Un niño puede empezar a emprender desde los 7 u 8 años, siempre que los proyectos estén adaptados a su nivel de desarrollo. No hablamos de montar una empresa con facturación, sino de actividades donde el niño identifique una necesidad, proponga una solución y la ejecute, aunque sea vendiendo limonada en el portal o haciendo pulseras para sus compañeros de clase.
La edad es menos importante de lo que parece
Hay niños de seis años con una capacidad natural para detectar lo que otros necesitan y ofrecer algo a cambio. Y adolescentes de quince que nunca se han planteado que pueden crear algo propio. La edad biológica marca ciertos límites cognitivos, claro — un niño de cinco años no va a gestionar inventario. Pero la mentalidad emprendedora se puede sembrar mucho antes de que el niño tenga capacidad para un negocio formal.
Lo que sí cambia con la edad es el tipo de proyecto. Entre los 7 y los 10, funciona todo lo que sea tangible e inmediato: vender dibujos, hacer recados para vecinos, organizar una "tienda" en casa. De los 11 a los 14, ya pueden manejar proyectos con algo más de complejidad: un canal educativo, un servicio de tutoría a niños más pequeños, artesanías con presupuesto real. Y a partir de los 15, el emprendimiento juvenil ya puede tener estructura: plan básico, cuentas, incluso presencia online.
¿Y si no muestra interés?
No todos los niños van a querer emprender, y eso está bien. Forzar el emprendimiento es contraproducente. Lo que sí puedes hacer es exponer sin presionar. Que vea que crear algo propio es una opción, no una obligación. A veces el interés aparece a los doce, o a los dieciséis, o nunca — y las habilidades que se desarrollan en el proceso (comunicación, resolución de problemas, gestión de frustración) les sirven igual.
Si tu hijo ya tiene curiosidad y quieres darle ideas concretas, aquí hay negocios que un adolescente puede montar con recursos mínimos y acompañamiento familiar.
El papel del adulto
Tu trabajo no es ser su socio ni su jefe.
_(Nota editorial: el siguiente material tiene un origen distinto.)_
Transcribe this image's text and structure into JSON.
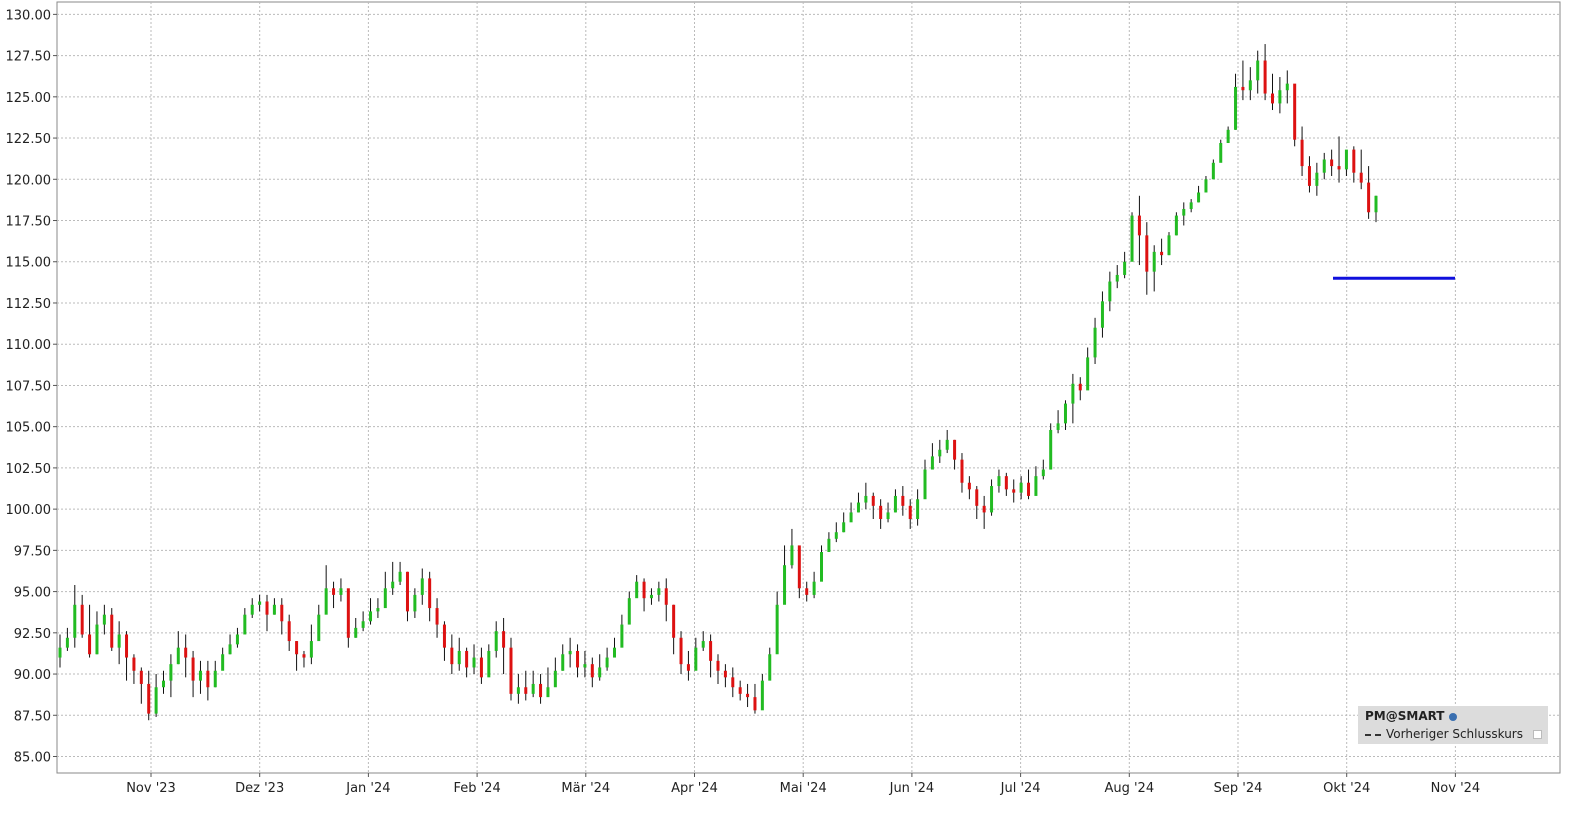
{
  "chart_data": {
    "type": "candlestick",
    "ylim": [
      84.0,
      130.75
    ],
    "y_ticks": [
      "130.00",
      "127.50",
      "125.00",
      "122.50",
      "120.00",
      "117.50",
      "115.00",
      "112.50",
      "110.00",
      "107.50",
      "105.00",
      "102.50",
      "100.00",
      "97.50",
      "95.00",
      "92.50",
      "90.00",
      "87.50",
      "85.00"
    ],
    "x_ticks": [
      "Nov '23",
      "Dez '23",
      "Jan '24",
      "Feb '24",
      "Mär '24",
      "Apr '24",
      "Mai '24",
      "Jun '24",
      "Jul '24",
      "Aug '24",
      "Sep '24",
      "Okt '24",
      "Nov '24"
    ],
    "grid": true,
    "previous_close": 114.0,
    "colors": {
      "up": "#22bb22",
      "down": "#dd1111",
      "wick": "#111111",
      "previous_close": "#1010dd",
      "grid": "#bbbbbb"
    },
    "closes": [
      91.6,
      92.2,
      94.2,
      92.4,
      91.2,
      93.0,
      93.6,
      91.6,
      92.4,
      91.0,
      90.2,
      89.4,
      87.6,
      89.2,
      89.6,
      90.6,
      91.6,
      91.0,
      89.6,
      90.2,
      89.2,
      90.2,
      91.2,
      91.8,
      92.4,
      93.6,
      94.2,
      94.4,
      93.6,
      94.2,
      93.2,
      92.0,
      91.2,
      91.0,
      92.0,
      93.6,
      95.2,
      94.8,
      95.2,
      92.2,
      92.8,
      93.2,
      93.8,
      94.0,
      95.2,
      95.6,
      96.2,
      93.8,
      94.8,
      95.8,
      94.0,
      93.0,
      91.6,
      90.6,
      91.4,
      90.4,
      91.0,
      89.8,
      91.4,
      92.6,
      91.6,
      88.8,
      89.2,
      88.8,
      89.4,
      88.6,
      89.2,
      90.2,
      91.2,
      91.4,
      90.4,
      90.6,
      89.8,
      90.4,
      91.0,
      91.6,
      93.0,
      94.6,
      95.6,
      94.6,
      94.8,
      95.2,
      94.2,
      92.2,
      90.6,
      90.2,
      91.6,
      92.0,
      90.8,
      90.2,
      89.8,
      89.2,
      88.8,
      88.6,
      87.8,
      89.6,
      91.2,
      94.2,
      96.6,
      97.8,
      95.2,
      94.8,
      95.6,
      97.4,
      98.2,
      98.6,
      99.2,
      99.8,
      100.4,
      100.8,
      100.2,
      99.4,
      99.8,
      100.8,
      100.2,
      99.4,
      100.6,
      102.4,
      103.2,
      103.6,
      104.2,
      103.0,
      101.6,
      101.2,
      100.2,
      99.8,
      101.4,
      102.0,
      101.2,
      101.0,
      101.6,
      100.8,
      102.0,
      102.4,
      104.8,
      105.2,
      106.4,
      107.6,
      107.2,
      109.2,
      111.0,
      112.6,
      113.8,
      114.2,
      115.0,
      117.8,
      116.6,
      114.4,
      115.6,
      115.4,
      116.6,
      117.8,
      118.2,
      118.6,
      119.2,
      120.0,
      121.0,
      122.2,
      123.0,
      125.6,
      125.4,
      126.0,
      127.2,
      125.2,
      124.6,
      125.4,
      125.8,
      122.4,
      120.8,
      119.6,
      120.4,
      121.2,
      120.8,
      120.6,
      121.8,
      120.4,
      119.8,
      118.0,
      119.0
    ],
    "highs": [
      92.4,
      92.8,
      95.4,
      94.8,
      94.2,
      93.8,
      94.2,
      94.0,
      93.2,
      92.6,
      91.2,
      90.4,
      90.2,
      90.0,
      90.2,
      91.2,
      92.6,
      92.4,
      91.4,
      90.8,
      90.8,
      90.8,
      91.6,
      92.4,
      92.8,
      94.0,
      94.6,
      94.8,
      94.8,
      94.6,
      94.6,
      93.6,
      92.0,
      91.4,
      93.0,
      94.2,
      96.6,
      95.6,
      95.8,
      94.8,
      93.4,
      93.8,
      94.6,
      94.6,
      96.2,
      96.8,
      96.8,
      96.2,
      95.2,
      96.4,
      96.2,
      94.6,
      93.2,
      92.4,
      92.2,
      91.6,
      91.8,
      91.6,
      91.8,
      93.2,
      93.4,
      92.2,
      90.0,
      90.2,
      90.2,
      90.0,
      90.4,
      91.0,
      91.8,
      92.2,
      91.8,
      91.4,
      91.0,
      91.2,
      91.6,
      92.2,
      93.6,
      95.0,
      96.0,
      95.8,
      95.2,
      95.6,
      95.8,
      94.2,
      92.6,
      91.4,
      92.2,
      92.6,
      92.4,
      91.2,
      90.6,
      90.4,
      89.6,
      89.4,
      89.4,
      90.0,
      91.6,
      95.0,
      97.8,
      98.8,
      97.0,
      95.6,
      96.2,
      97.8,
      98.6,
      99.2,
      99.8,
      100.4,
      101.0,
      101.6,
      101.0,
      100.6,
      100.4,
      101.2,
      101.4,
      100.6,
      101.2,
      103.0,
      104.0,
      104.2,
      104.8,
      104.2,
      103.4,
      102.0,
      101.4,
      100.8,
      101.8,
      102.4,
      102.2,
      101.8,
      102.0,
      102.4,
      102.6,
      103.0,
      105.2,
      106.0,
      106.6,
      108.2,
      108.0,
      109.8,
      111.6,
      113.2,
      114.4,
      114.8,
      115.6,
      118.0,
      119.0,
      117.4,
      116.0,
      116.4,
      116.8,
      118.0,
      118.6,
      118.8,
      119.6,
      120.2,
      121.2,
      122.4,
      123.2,
      126.4,
      127.2,
      126.8,
      127.8,
      128.2,
      126.4,
      126.2,
      126.6,
      125.6,
      123.2,
      121.4,
      121.0,
      121.6,
      121.8,
      122.6,
      121.4,
      122.0,
      121.8,
      120.8,
      119.0,
      119.0
    ],
    "lows": [
      90.4,
      91.4,
      91.6,
      92.2,
      91.0,
      91.2,
      92.4,
      91.4,
      90.6,
      89.6,
      89.4,
      88.2,
      87.2,
      87.4,
      88.8,
      88.6,
      90.6,
      89.8,
      88.6,
      88.8,
      88.4,
      89.2,
      90.4,
      91.2,
      91.6,
      92.8,
      93.4,
      93.8,
      92.6,
      93.6,
      92.4,
      91.4,
      90.2,
      90.4,
      90.6,
      92.8,
      94.6,
      94.0,
      94.4,
      91.6,
      92.2,
      92.6,
      93.0,
      93.4,
      94.2,
      94.8,
      95.4,
      93.2,
      93.4,
      94.2,
      93.2,
      92.2,
      90.8,
      90.0,
      90.2,
      89.8,
      90.0,
      89.4,
      90.0,
      91.0,
      90.0,
      88.4,
      88.2,
      88.4,
      88.6,
      88.2,
      88.8,
      89.4,
      90.2,
      90.4,
      89.8,
      89.8,
      89.2,
      89.6,
      90.2,
      91.2,
      92.2,
      93.8,
      94.8,
      93.8,
      94.2,
      94.4,
      93.2,
      91.2,
      90.0,
      89.6,
      90.6,
      91.4,
      89.8,
      89.4,
      89.2,
      88.6,
      88.4,
      88.0,
      87.6,
      88.6,
      90.2,
      93.6,
      95.6,
      96.4,
      94.6,
      94.4,
      94.6,
      96.4,
      97.4,
      98.0,
      98.6,
      99.4,
      99.8,
      100.0,
      99.4,
      98.8,
      99.2,
      99.8,
      99.6,
      98.8,
      99.0,
      101.4,
      102.6,
      102.8,
      103.4,
      102.4,
      101.0,
      100.6,
      99.4,
      98.8,
      99.6,
      101.0,
      100.8,
      100.4,
      100.6,
      100.6,
      101.0,
      101.8,
      102.4,
      104.6,
      104.8,
      105.2,
      106.6,
      107.4,
      108.8,
      110.4,
      112.0,
      113.4,
      114.0,
      115.2,
      114.8,
      113.0,
      113.2,
      114.8,
      115.4,
      116.6,
      117.2,
      118.0,
      118.6,
      119.2,
      120.4,
      121.6,
      122.4,
      123.0,
      124.8,
      124.8,
      125.2,
      124.8,
      124.2,
      124.0,
      124.6,
      122.0,
      120.2,
      119.2,
      119.0,
      120.0,
      120.2,
      119.8,
      120.2,
      119.8,
      119.4,
      117.6,
      117.4
    ]
  },
  "legend": {
    "brand": "PM@SMART",
    "previous_close_label": "Vorheriger Schlusskurs"
  }
}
Es ser su red de seguridad. Que pruebe, que falle, que aprenda que un fracaso comercial a los diez años no es el fin del mundo. Los niños emprendedores más sanos son los que tienen padres que celebran el proceso, no solo el resultado. Si vendió cero galletas en la venta del colegio, la pregunta no es "qué salió mal" — es "¿qué harías diferente la próxima vez?".